About Pantolwen Press 


credit:Gillian Paschkes-Bell
Gillian Paschkes-Bell
Pantolwen Press is the publishing imprint of Bryn Glas Books. Its titles are distributed by the Books Council of Wales and Gardners and can be ordered through Bookspeed. They are printed, just up the road, by Gomer Press, whose outstanding experience and equipment enable them to do high quality printing to environmentally friendly standards. They are also available print-on-demand around the world. You can order through bookshops or buy direct from the Books Council of Wales, or from Amazon and other platforms.

Gillian Paschkes-Bell set up Pantolwen Press to pick up titles from the Cardiff-based publisher, Wordcatcher, after they ceased trading in 2022. Gillian wanted to make sure Wordcatcher titles she had edited got into print. Her first task was to bring out a new edition of The Seaborne  by A G Rivett, first book of the Isle Fincara Trilogy. She was editing the second book of the Trilogy, The Priestʼs Wife, when she approached Cyngor Llyfrau Cymru, the Books Council of Wales, and was delighted when they gave it a Literary Book Grant and offered to distribute Pantolwen Press titles.  Gillian had already set up the brynglasbooks.com website, to host her Bryn Glas Blog and showcase Pantolwen Press titles. 

Bryn Glas is where we are based, just near the Ceredigion town of Llandysul in the beautiful Teifi Valley. Below Bryn Glas, as in so many steep-sided valleys in this part of Wales, are the remains of a corn mill. Driven by water, perhaps the most distinctive feature of all these mills was the great dripping water-wheel.

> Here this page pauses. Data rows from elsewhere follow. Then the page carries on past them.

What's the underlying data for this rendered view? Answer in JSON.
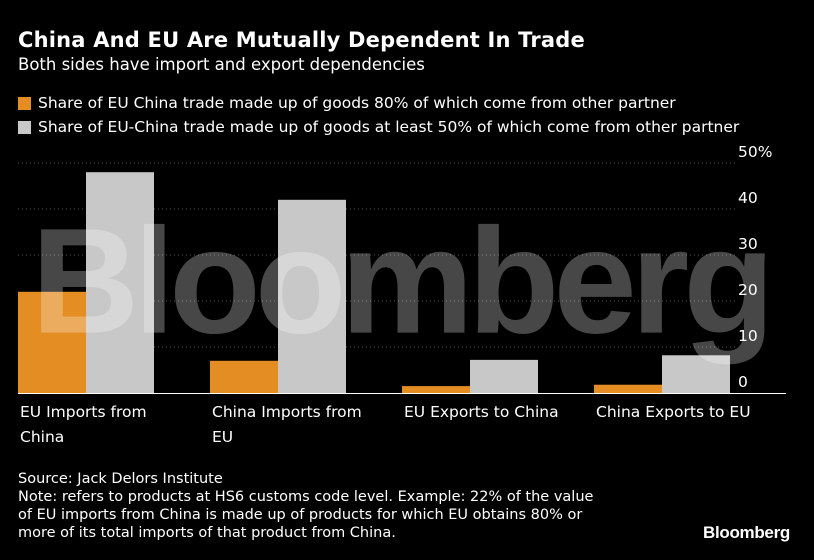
{
  "header": {
    "title": "China And EU Are Mutually Dependent In Trade",
    "subtitle": "Both sides have import and export dependencies"
  },
  "colors": {
    "background": "#000000",
    "series_80": "#e38d22",
    "series_50": "#c8c8c8",
    "grid": "#555555",
    "axis": "#ffffff"
  },
  "chart_data": {
    "type": "bar",
    "categories": [
      [
        "EU Imports from",
        "China"
      ],
      [
        "China Imports from",
        "EU"
      ],
      [
        "EU Exports to China"
      ],
      [
        "China Exports to EU"
      ]
    ],
    "series": [
      {
        "name": "Share of EU China trade made up of goods 80% of which come from other partner",
        "color": "#e38d22",
        "values": [
          22,
          7,
          1.5,
          1.8
        ]
      },
      {
        "name": "Share of EU-China trade made up of goods at least 50% of which come from other partner",
        "color": "#c8c8c8",
        "values": [
          48,
          42,
          7.2,
          8.2
        ]
      }
    ],
    "ylim": [
      0,
      50
    ],
    "yticks": [
      {
        "value": 50,
        "label": "50%"
      },
      {
        "value": 40,
        "label": "40"
      },
      {
        "value": 30,
        "label": "30"
      },
      {
        "value": 20,
        "label": "20"
      },
      {
        "value": 10,
        "label": "10"
      },
      {
        "value": 0,
        "label": "0"
      }
    ],
    "grid": true,
    "legend": "top-left",
    "y_axis_side": "right",
    "watermark": "Bloomberg"
  },
  "footer": {
    "source": "Source: Jack Delors Institute",
    "note_lines": [
      "Note: refers to products at HS6 customs code level. Example: 22% of the value",
      "of EU imports from China is made up of products for which EU obtains 80% or",
      "more of its total imports of that product from China."
    ],
    "brand": "Bloomberg"
  }
}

As ‘Wheel’ in Cornwall became synonymous with a mine, so ‘Olwen’ (Welsh for wheel) became the almost universal name for a mill. Pantolwen literally means 'the hollow of the wheel,' or 'the hollow of the mill.' The logo Alex Nicholas has designed for us picks up on this imagery, but takes its quirky form from the summit of the hill opposite, where footpaths and field boundaries intersect the remains of an Iron Age fort. His design brings together the two ideas, of the mill wheel and the local hilltop.